Em 1889 prestou o exame de instrução primária e, em 1894, concluiu o curso liceal. No ano seguinte mudou-se para Lisboa, onde se matriculou no ano seguinte na Escola Médico-cirúrgica, instituição onde concluiu o curso em 1900 com a tese Protecção às Mulheres grávidas Pobres como meio de promover o Desenvolvimento físico das novas gerações (1900).

Republicana militante, participou activamente na propaganda que antecedeu a mudança de regime em 1910. Professora no Instituto Feminino de Odivelas e médica, procurou sempre defender a melhoria das condições de vida das crianças e das mulheres, com particular ênfase na luta contra a prostituição e o alcoolismo. Propagandista do feminismo fundou e presidiu ao Conselho Nacional das Mulheres Portuguesas e da Cruzada Nacional das Mulheres Portuguesas, à Liga Portuguesa Abolicionista, às Ligas de Bondade e dirigiu a revista Alma Feminina (1920 – 1929).

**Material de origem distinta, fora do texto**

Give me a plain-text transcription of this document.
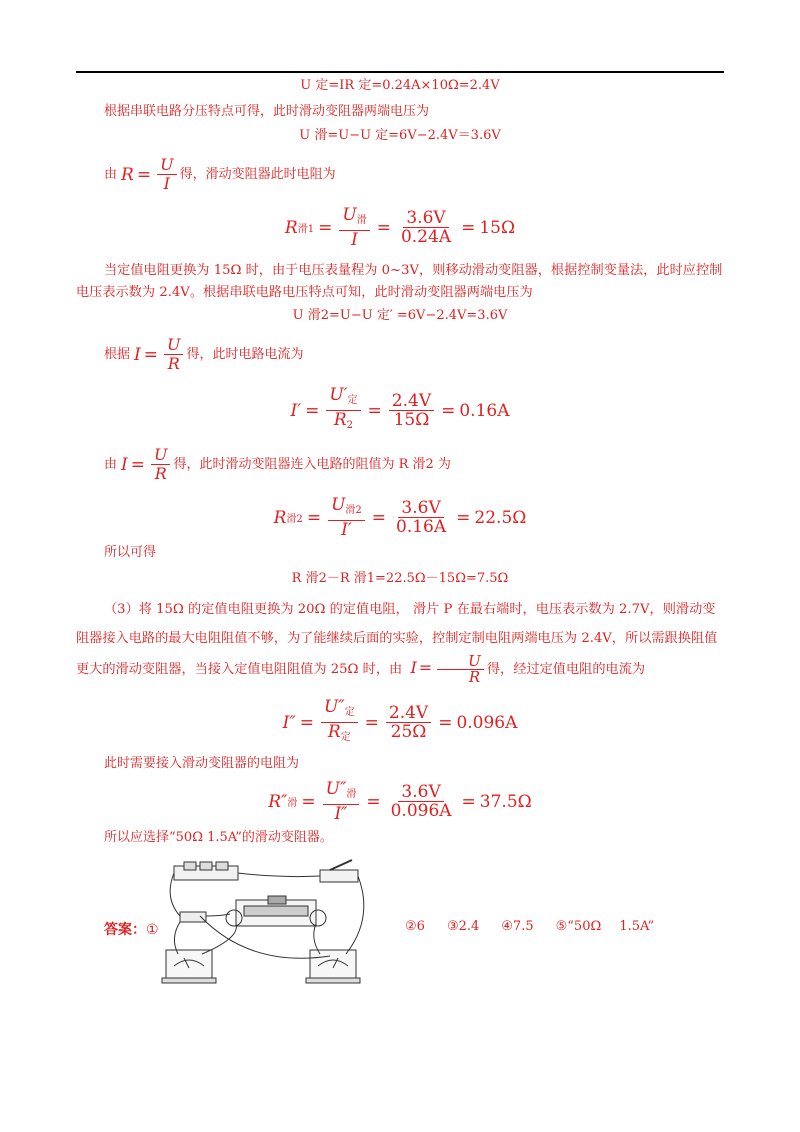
U 定=IR 定=0.24A×10Ω=2.4V
根据串联电路分压特点可得，此时滑动变阻器两端电压为
U 滑=U−U 定=6V−2.4V＝3.6V
由 $R = \frac{U}{I}$ 得，滑动变阻器此时电阻为
R 滑$1 = \frac{U_滑}{I} = \frac{3.6V}{0.24A} = 15\Omega$
当定值电阻更换为 15Ω 时，由于电压表量程为 0~3V，则移动滑动变阻器，根据控制变量法，此时应控制电压表示数为 2.4V。根据串联电路电压特点可知，此时滑动变阻器两端电压为
U 滑2=U−U 定′ =6V−2.4V=3.6V
根据 $I = \frac{U}{R}$ 得，此时电路电流为
$I' = \frac{U'_定}{R_2} = \frac{2.4V}{15\Omega} = 0.16A$
由 $I = \frac{U}{R}$ 得，此时滑动变阻器连入电路的阻值为 R 滑2 为
R 滑$2 = \frac{U_{滑2}}{I'} = \frac{3.6V}{0.16A} = 22.5\Omega$
所以可得
R 滑2－R 滑1=22.5Ω－15Ω=7.5Ω
（3）将 15Ω 的定值电阻更换为 20Ω 的定值电阻， 滑片 P 在最右端时，电压表示数为 2.7V，则滑动变阻器接入电路的最大电阻阻值不够，为了能继续后面的实验，控制定制电阻两端电压为 2.4V，所以需跟换阻值更大的滑动变阻器，当接入定值电阻阻值为 25Ω 时，由 $I = \frac{U}{R}$ 得，经过定值电阻的电流为
$I'' = \frac{U''_定}{R_定} = \frac{2.4V}{25\Omega} = 0.096A$
此时需要接入滑动变阻器的电阻为
R″ 滑 = $\frac{U''_滑}{I''} = \frac{3.6V}{0.096A} = 37.5\Omega$
所以应选择“50Ω 1.5A”的滑动变阻器。
答案：①	②6 ③2.4 ④7.5 ⑤“50Ω 1.5A”
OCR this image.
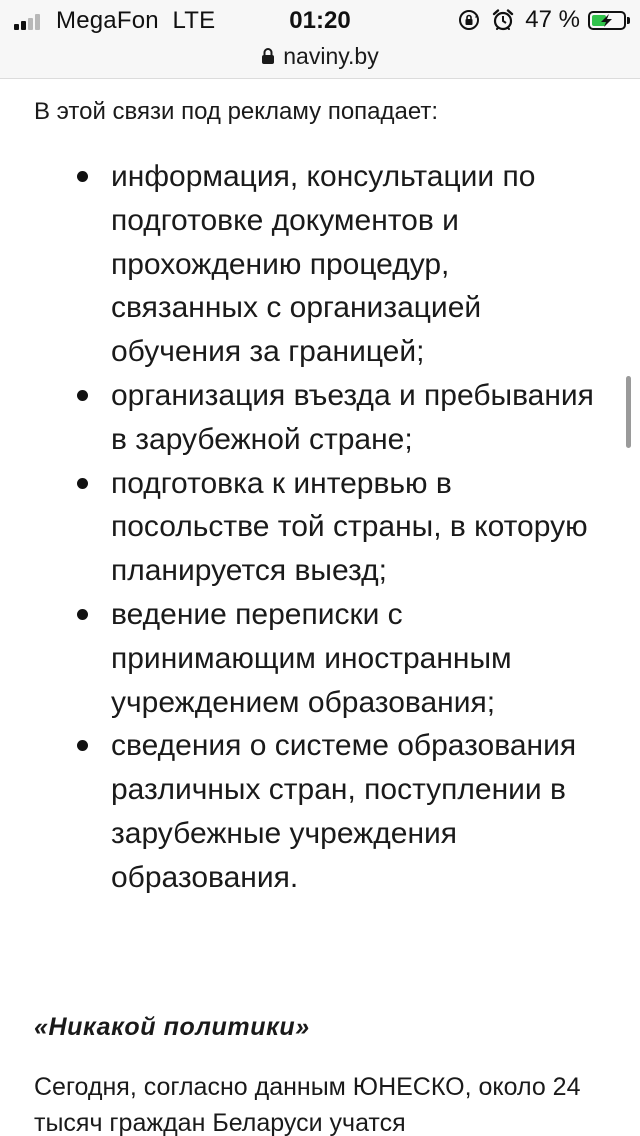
MegaFon  LTE	01:20	47 %
naviny.by

В этой связи под рекламу попадает:

информация, консультации по подготовке документов и прохождению процедур, связанных с организацией обучения за границей;
организация въезда и пребывания в зарубежной стране;
подготовка к интервью в посольстве той страны, в которую планируется выезд;
ведение переписки с принимающим иностранным учреждением образования;
сведения о системе образования различных стран, поступлении в зарубежные учреждения образования.
«Никакой политики»

Сегодня, согласно данным ЮНЕСКО, около 24 тысяч граждан Беларуси учатся
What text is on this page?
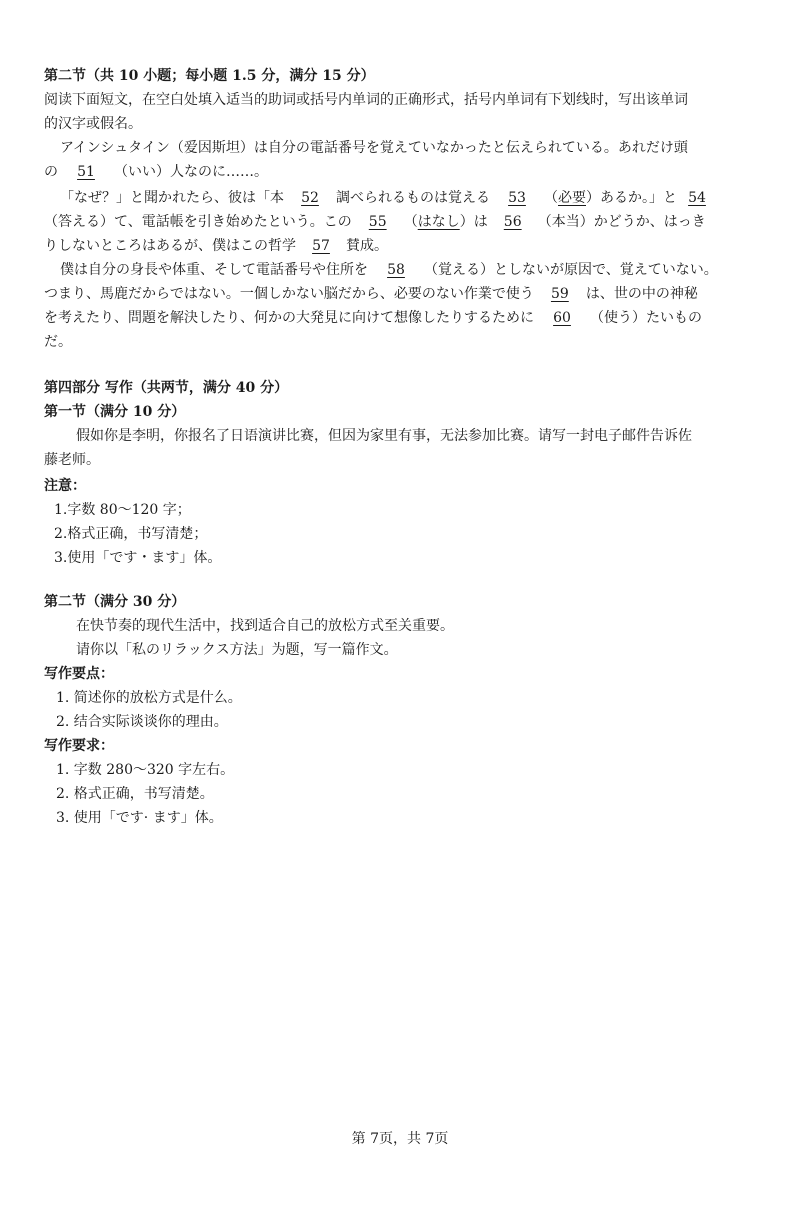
第二节（共 10 小题；每小题 1.5 分，满分 15 分）
阅读下面短文，在空白处填入适当的助词或括号内单词的正确形式，括号内单词有下划线时，写出该单词
的汉字或假名。
アインシュタイン（爱因斯坦）は自分の電話番号を覚えていなかったと伝えられている。あれだけ頭
の 51 （いい）人なのに……。
「なぜ？」と聞かれたら、彼は「本 52 調べられるものは覚える 53 （必要）あるか。」と 54
（答える）て、電話帳を引き始めたという。この 55 （はなし）は 56 （本当）かどうか、はっき
りしないところはあるが、僕はこの哲学 57 賛成。
僕は自分の身長や体重、そして電話番号や住所を 58 （覚える）としないが原因で、覚えていない。
つまり、馬鹿だからではない。一個しかない脳だから、必要のない作業で使う 59 は、世の中の神秘
を考えたり、問題を解決したり、何かの大発見に向けて想像したりするために 60 （使う）たいもの
だ。
第四部分 写作（共两节，满分 40 分）
第一节（满分 10 分）
假如你是李明，你报名了日语演讲比赛，但因为家里有事，无法参加比赛。请写一封电子邮件告诉佐
藤老师。
注意：
1.字数 80～120 字；
2.格式正确，书写清楚；
3.使用「です・ます」体。
第二节（满分 30 分）
在快节奏的现代生活中，找到适合自己的放松方式至关重要。
请你以「私のリラックス方法」为题，写一篇作文。
写作要点：
1. 简述你的放松方式是什么。
2. 结合实际谈谈你的理由。
写作要求：
1. 字数 280～320 字左右。
2. 格式正确，书写清楚。
3. 使用「です· ます」体。
第 7页，共 7页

Na Universidade Popular Portuguesa organizou um curso de Higiene e Puericultura. Participou no Congresso Internacional de Ocupações Domésticas (Gand, 1913), no Congresso internacional Feminino de Roma (1923), no Congresso do Conselho Internacional das Mulheres (Washington, 1925), nos I e II Congressos Feminista e da Educação (1921 e 1928), nos Congressos Abolicionistas (1926 e 1929). Viveu em Angola entre 1929 e 1934, onde continuou a sua acção a favor da higiene e da assistência. Colaborou em numerosas publicações periódicas como: Educação, Educação Social. O Globo, A Mulher e a Criança, Pensamento, O Rebate.

Iniciada em 1 de Março de 1907, na Loja Humanidade, com o nome simbólico de «Louise Michel». Atingiu os graus 2 e 3º em 1 de Março de 1907, 4º em 28 de Julho de 1910, 5º, 6º e 7º em 16 de Janeiro de 1911. Grau 30º do REAA em 28 de Outubro de 1923. Conservou-se na Loja no período em que laborou sob os auspícios do Grande Oriente Lusitano Unido (até 1913 e depois de 1920 até 1923) e posteriormente, após a adesão da Loja Humanidade à Ordem Maçónica Mista Internacional O Direito Humano, em 1923. Foi eleita várias vezes Venerável da sua Loja e Grã-Mestra do Areópago Teixeira Simões (1926).

Morreu em Lisboa, na freguesia de São Sebastião da Pedreira, a 19 de Setembro de 1935.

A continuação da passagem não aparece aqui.